Mendoza defended himself by emphasizing that it was a repost, not an original post he had written. “Not that I said, not that I wrote and not that I Photoshopped,” he said, arguing that the Austin Chronicle had also reposted this photo in a story about his nomination. “So if you want to deny me a voice on the city commission, then I hope you do the same to the Austin Chronicle and not deal with them, and not read their paper.”
Mendoza’s profile later revealed several more troubling posts, including calling the death of Annie’s List Executive Director Grace Garcia “karma” and rants against “black culture.”
Council Member Delia Garza, who abstained from voting on any of Zimmerman’s nominees, echoed Casar’s earlier comments about the judgment of District 6’s Council representation.
“With everything on our plates, I don’t have the time to go through every single appointment and research their Facebook posts,” said Garza. “And because of that, and because of what I believe to be questionable judgment, with all due respect to Council Member Zimmerman, I will continue to abstain from all his appointments.”
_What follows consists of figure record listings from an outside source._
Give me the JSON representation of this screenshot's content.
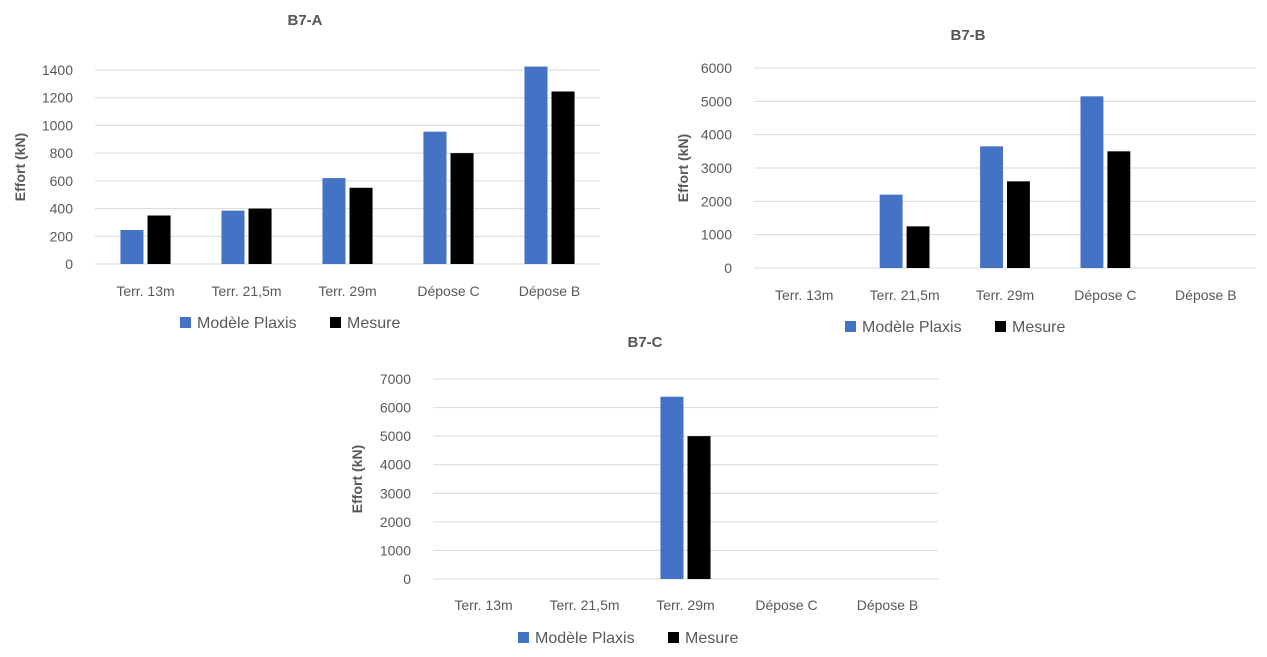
{
  "colors": {
    "modele": "#4472C4",
    "mesure": "#000000"
  },
  "chart_data": [
    {
      "type": "bar",
      "title": "B7-A",
      "xlabel": "",
      "ylabel": "Effort (kN)",
      "ylim": [
        0,
        1400
      ],
      "yticks": [
        "0",
        "200",
        "400",
        "600",
        "800",
        "1000",
        "1200",
        "1400"
      ],
      "categories": [
        "Terr. 13m",
        "Terr. 21,5m",
        "Terr. 29m",
        "Dépose C",
        "Dépose B"
      ],
      "series": [
        {
          "name": "Modèle Plaxis",
          "values": [
            245,
            385,
            620,
            955,
            1425
          ]
        },
        {
          "name": "Mesure",
          "values": [
            350,
            400,
            550,
            800,
            1245
          ]
        }
      ],
      "legend": "bottom",
      "grid": true
    },
    {
      "type": "bar",
      "title": "B7-B",
      "xlabel": "",
      "ylabel": "Effort (kN)",
      "ylim": [
        0,
        6000
      ],
      "yticks": [
        "0",
        "1000",
        "2000",
        "3000",
        "4000",
        "5000",
        "6000"
      ],
      "categories": [
        "Terr. 13m",
        "Terr. 21,5m",
        "Terr. 29m",
        "Dépose C",
        "Dépose B"
      ],
      "series": [
        {
          "name": "Modèle Plaxis",
          "values": [
            0,
            2200,
            3650,
            5150,
            0
          ]
        },
        {
          "name": "Mesure",
          "values": [
            0,
            1250,
            2600,
            3500,
            0
          ]
        }
      ],
      "legend": "bottom",
      "grid": true
    },
    {
      "type": "bar",
      "title": "B7-C",
      "xlabel": "",
      "ylabel": "Effort (kN)",
      "ylim": [
        0,
        7000
      ],
      "yticks": [
        "0",
        "1000",
        "2000",
        "3000",
        "4000",
        "5000",
        "6000",
        "7000"
      ],
      "categories": [
        "Terr. 13m",
        "Terr. 21,5m",
        "Terr. 29m",
        "Dépose C",
        "Dépose B"
      ],
      "series": [
        {
          "name": "Modèle Plaxis",
          "values": [
            0,
            0,
            6380,
            0,
            0
          ]
        },
        {
          "name": "Mesure",
          "values": [
            0,
            0,
            5000,
            0,
            0
          ]
        }
      ],
      "legend": "bottom",
      "grid": true
    }
  ]
}
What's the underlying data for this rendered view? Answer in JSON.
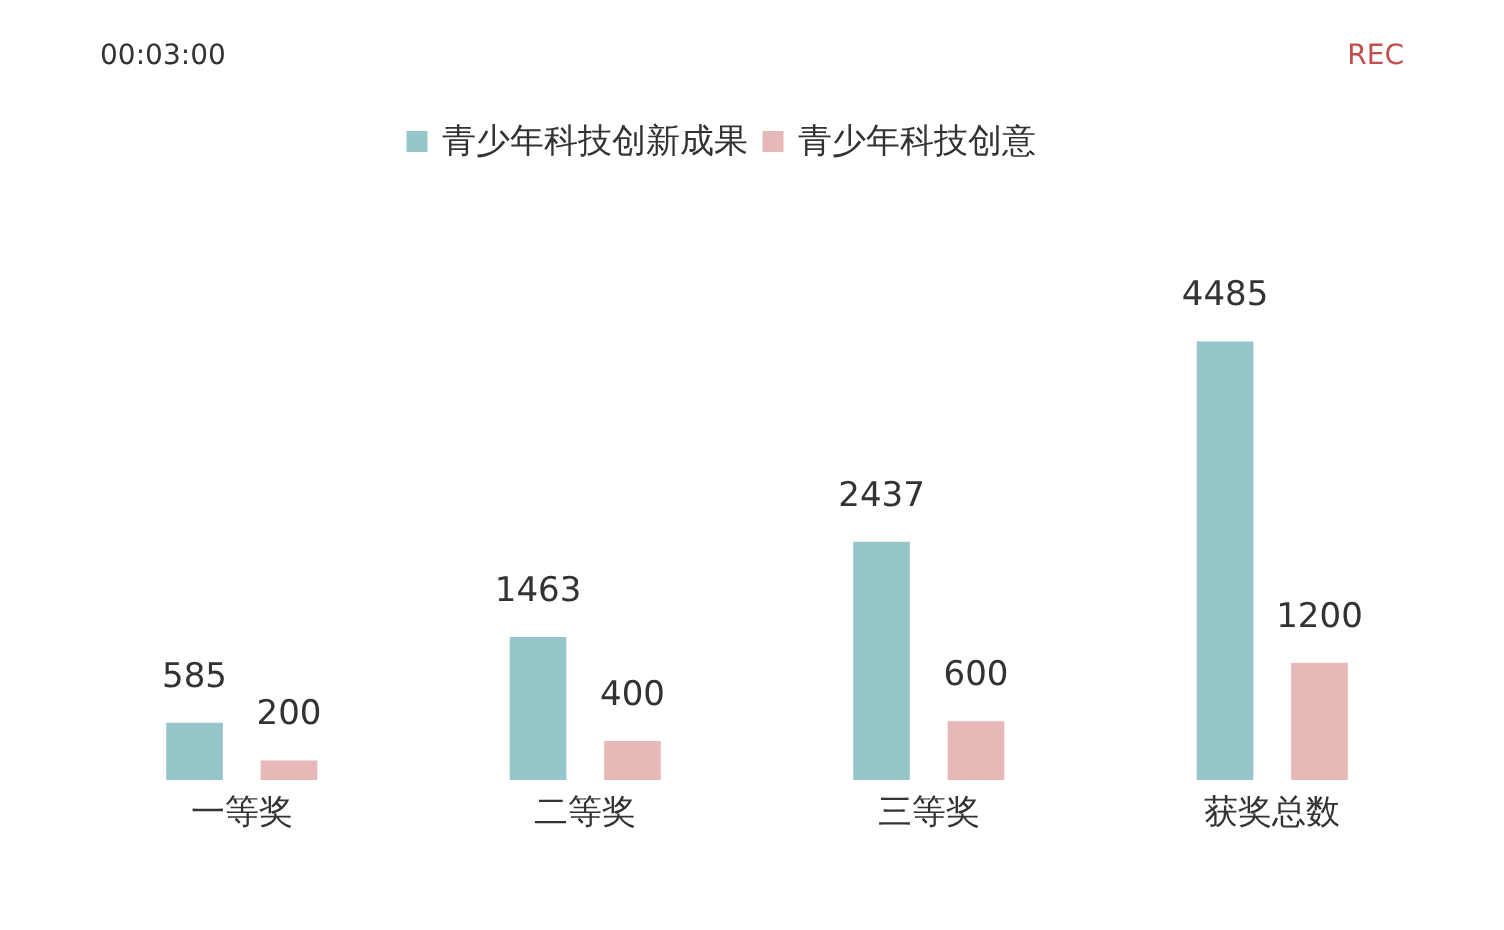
{
  "chart_data": {
    "type": "bar",
    "categories": [
      "一等奖",
      "二等奖",
      "三等奖",
      "获奖总数"
    ],
    "series": [
      {
        "name": "青少年科技创新成果",
        "color": "#96c6ca",
        "values": [
          585,
          1463,
          2437,
          4485
        ]
      },
      {
        "name": "青少年科技创意",
        "color": "#e6b9b8",
        "values": [
          200,
          400,
          600,
          1200
        ]
      }
    ],
    "data_labels": true,
    "legend": "top",
    "annotations": [
      "00:03:00",
      "REC"
    ]
  }
}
Garza also said she found Mendoza’s comments about President Obama offensive, to which he cried out, in Spanish, “You’re not Hispanic!”
Adler motioned to vote on the nearly three dozen other boards and commissions nominations. But he asked to hold voting on Mendoza and Mackenzie Kelly, Zimmerman’s nominee to the Commission for Women, who had been criticized for supporting Gamergate, a culture of online harassment of female video game journalists.
However, Adler’s motion failed to pass, with the mayor its sole “yea” vote. Council members therefore began voting on Zimmerman’s two controversial nominees. They appointed Kelly with an 8-0 vote, with Garza and Casar abstaining and Gallo absent.
Mendoza’s appointment, though, was neither swift nor successful. Troxclair seconded the motion to vote, but not before questioning Mendoza: “If you are confirmed in this position, would you approach it in a respectful manner and be able to have productive dialogue with other members of the commission?”
Mendoza stressed the makeup of his friends as demonstrative of his ability to get along with those unlike himself. “I’ve got friends, best friends, who don’t share my political views,” said Mendoza. “One of my best friends is gay, he’s married, he invited me to his wedding.”
But his response failed to sway Council. Mendoza’s appointment failed on a 2-4 vote. Pool, Garza, Casar and Renteria abstained, with Gallo absent.